A coffee-cup calorimeter of the type shown in Figure \(5.17\) contains \(150.0
\mathrm{~g}\) of water at \(25.1^{\circ} \mathrm{C}\). A \(121.0\) -g block of
copper metal is heated to \(100.4^{\circ} \mathrm{C}\) by putting it in a beaker
of boiling water. The specific heat of \(\mathrm{Cu}(s)\) is \(0.385 \mathrm{~J}
/ \mathrm{g}-\mathrm{K} .\) The \(\mathrm{Cu}\) is added to the calorimeter, and
after a time the contents of the cup reach a constant temperature of
\(30.1^{\circ} \mathrm{C}\). (a) Determine the amount of heat, in \(J\), lost by
the copper block. (b) Determine the amount of heat gained by the water.
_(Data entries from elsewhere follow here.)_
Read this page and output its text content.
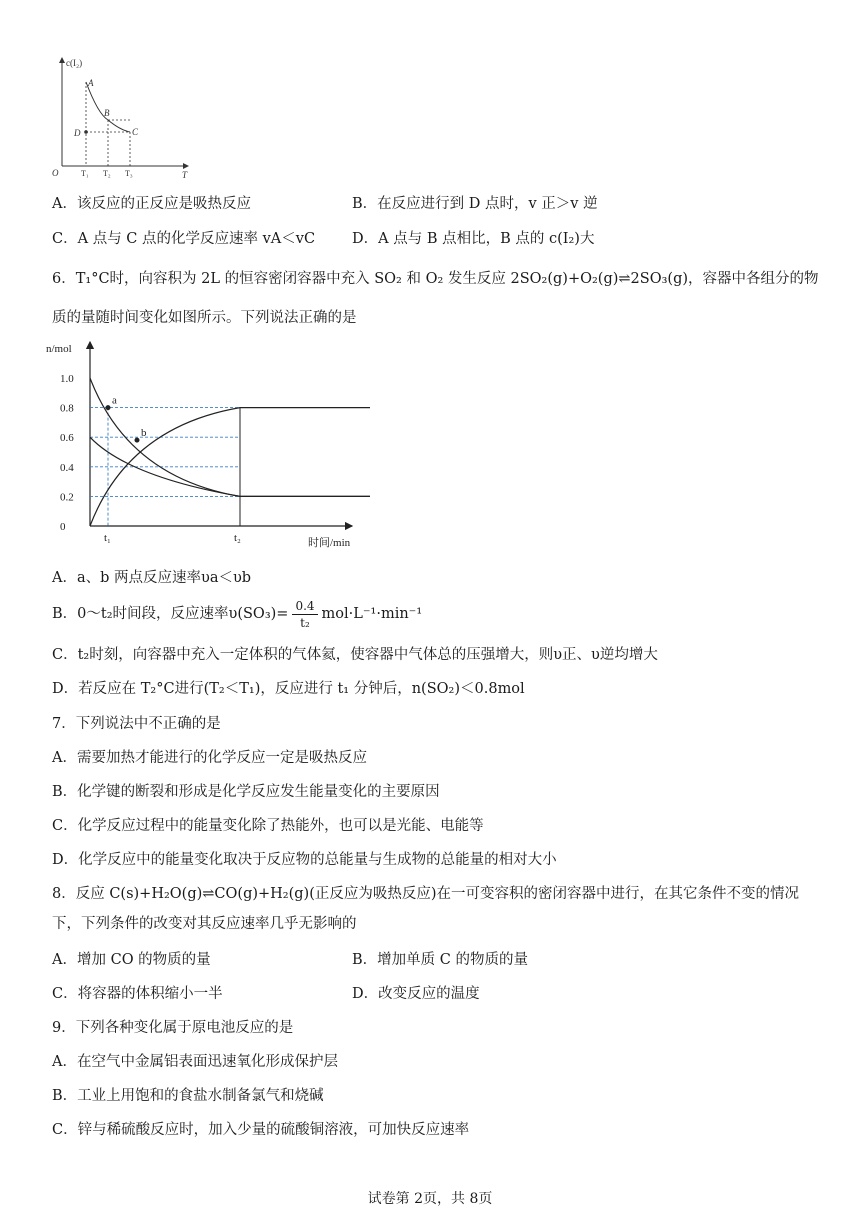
c(I₂)
T
O
A
B
C
D
T₁ T₂ T₃
A．该反应的正反应是吸热反应	B．在反应进行到 D 点时，v 正＞v 逆
C．A 点与 C 点的化学反应速率 vA＜vC	D．A 点与 B 点相比，B 点的 c(I₂)大
6．T₁°C时，向容积为 2L 的恒容密闭容器中充入 SO₂ 和 O₂ 发生反应 2SO₂(g)+O₂(g)⇌2SO₃(g)，容器中各组分的物
质的量随时间变化如图所示。下列说法正确的是
n/mol
时间/min
0
0.2
0.4
0.6
0.8
1.0
a
b
t₁	t₂
A．a、b 两点反应速率υa＜υb
B．0～t₂时间段，反应速率$\upsilon(SO_3)= \frac{0.4}{\text{t₂}} mol\cdot L^{-1}\cdot\min^{-1}$
C．t₂时刻，向容器中充入一定体积的气体氦，使容器中气体总的压强增大，则υ正、υ逆均增大
D．若反应在 T₂°C进行(T₂＜T₁)，反应进行 t₁ 分钟后，n(SO₂)＜0.8mol
7．下列说法中不正确的是
A．需要加热才能进行的化学反应一定是吸热反应
B．化学键的断裂和形成是化学反应发生能量变化的主要原因
C．化学反应过程中的能量变化除了热能外，也可以是光能、电能等
D．化学反应中的能量变化取决于反应物的总能量与生成物的总能量的相对大小
8．反应 C(s)+H₂O(g)⇌CO(g)+H₂(g)(正反应为吸热反应)在一可变容积的密闭容器中进行，在其它条件不变的情况
下，下列条件的改变对其反应速率几乎无影响的
A．增加 CO 的物质的量	B．增加单质 C 的物质的量
C．将容器的体积缩小一半	D．改变反应的温度
9．下列各种变化属于原电池反应的是
A．在空气中金属铝表面迅速氧化形成保护层
B．工业上用饱和的食盐水制备氯气和烧碱
C．锌与稀硫酸反应时，加入少量的硫酸铜溶液，可加快反应速率
试卷第 2页，共 8页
The
specific heat of water is \(4.18 \mathrm{~J} / \mathrm{g}-\mathrm{K} .\) (c) The
difference between your answers for
(a) and (b) is due to heat loss through the Styrofoam \(^{8}\) cups and the heat
necessary to raise the temperature of the inner wall of the apparatus. The
heat capacity of the calorimeter is the amount of heat necessary to raise the
temperature of the apparatus (the cups and the stopper) by \(1 \mathrm{~K}\).
Calculate the heat capacity of the calorimeter in J/K. (d) What would be the
final temperature of the system if all the heat lost by the copper block were
absorbed by the water in the calorimeter?